The aim of this study is first to understand the impulse propagation in myelinated nerve fibres considering the Ranvier nodes as nonlinear portions and the myelin sheath as linear portions. The second aim is to extend the results of the analysis to the propagation of front waves in electrical transmission lines with alternated linear and nonlinear portions. Particular attention is paid on the effects of the components of the linear portion on the profile and velocity of the wave.

Reutsky et al. (2003) presented a model of action potential propagation in myelinated nerve fibres. This model combines the single-cable formulation of Goldman and Albus (1968) with a basic representation of the ephaptic interaction among the fibres. The loss of the myelin sheath along tracts of central axons is observed in multi sclerosis, the most common demyelinating disease of central nervous system in humans (Smith et al., 1999). It has been experimentally demonstrated that demyelinated axons may become hyperexcitable and acquire the property of spontaneously generating trains of spurious impulses (Baker et al., 1992; Russell, 1982). The effects of demyelination and remyelination will be analyzed in this paper ant its equivalent for electrical lines is the variation of electrical components of the linear portions.
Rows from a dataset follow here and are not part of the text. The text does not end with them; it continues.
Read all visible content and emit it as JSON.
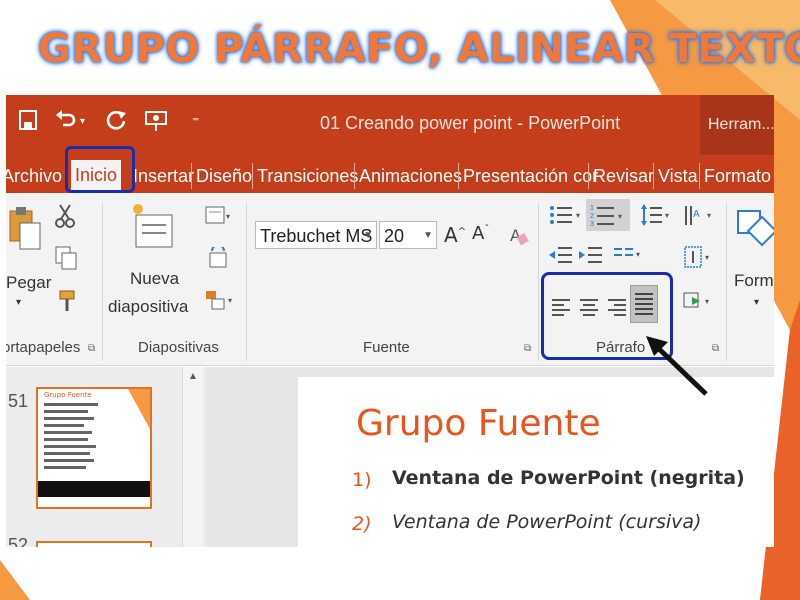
{
  "slide": {
    "title": "GRUPO PÁRRAFO, ALINEAR TEXTO",
    "colors": {
      "title": "#f07838",
      "title_glow": "#2f78e8",
      "highlight_box": "#1a2ca8",
      "accent": "#e3741f"
    }
  },
  "window": {
    "title": "01 Creando power point - PowerPoint",
    "right_tab": "Herram..."
  },
  "tabs": [
    "Archivo",
    "Inicio",
    "Insertar",
    "Diseño",
    "Transiciones",
    "Animaciones",
    "Presentación cor",
    "Revisar",
    "Vista",
    "Formato"
  ],
  "ribbon": {
    "clipboard": {
      "paste_label": "Pegar",
      "group_label": "ortapapeles"
    },
    "slides": {
      "new_slide_line1": "Nueva",
      "new_slide_line2": "diapositiva",
      "group_label": "Diapositivas"
    },
    "font": {
      "font_name": "Trebuchet MS",
      "font_size": "20",
      "group_label": "Fuente"
    },
    "paragraph": {
      "group_label": "Párrafo"
    },
    "drawing": {
      "shapes_label": "Formas"
    }
  },
  "thumbnails": {
    "current_number": "51",
    "next_number": "52",
    "mini_title": "Grupo Fuente"
  },
  "content": {
    "title": "Grupo Fuente",
    "items": [
      {
        "num": "1)",
        "text": "Ventana de PowerPoint (negrita)"
      },
      {
        "num": "2)",
        "text": "Ventana de PowerPoint (cursiva)"
      }
    ]
  }
}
The next section presents the propagation of impulses in myelinated nerve fibres. The propagation equations are derived and the numerical investigations are carried out in the case of constant electrical components and that of variable electric components. The effects of the disruption of the myelin sheath on the conduction velocity are analyzed. The suggestion of this model as electrical transmission lines with alternated linear and nonlinear portions is discussed. The conclusion appears in the last section.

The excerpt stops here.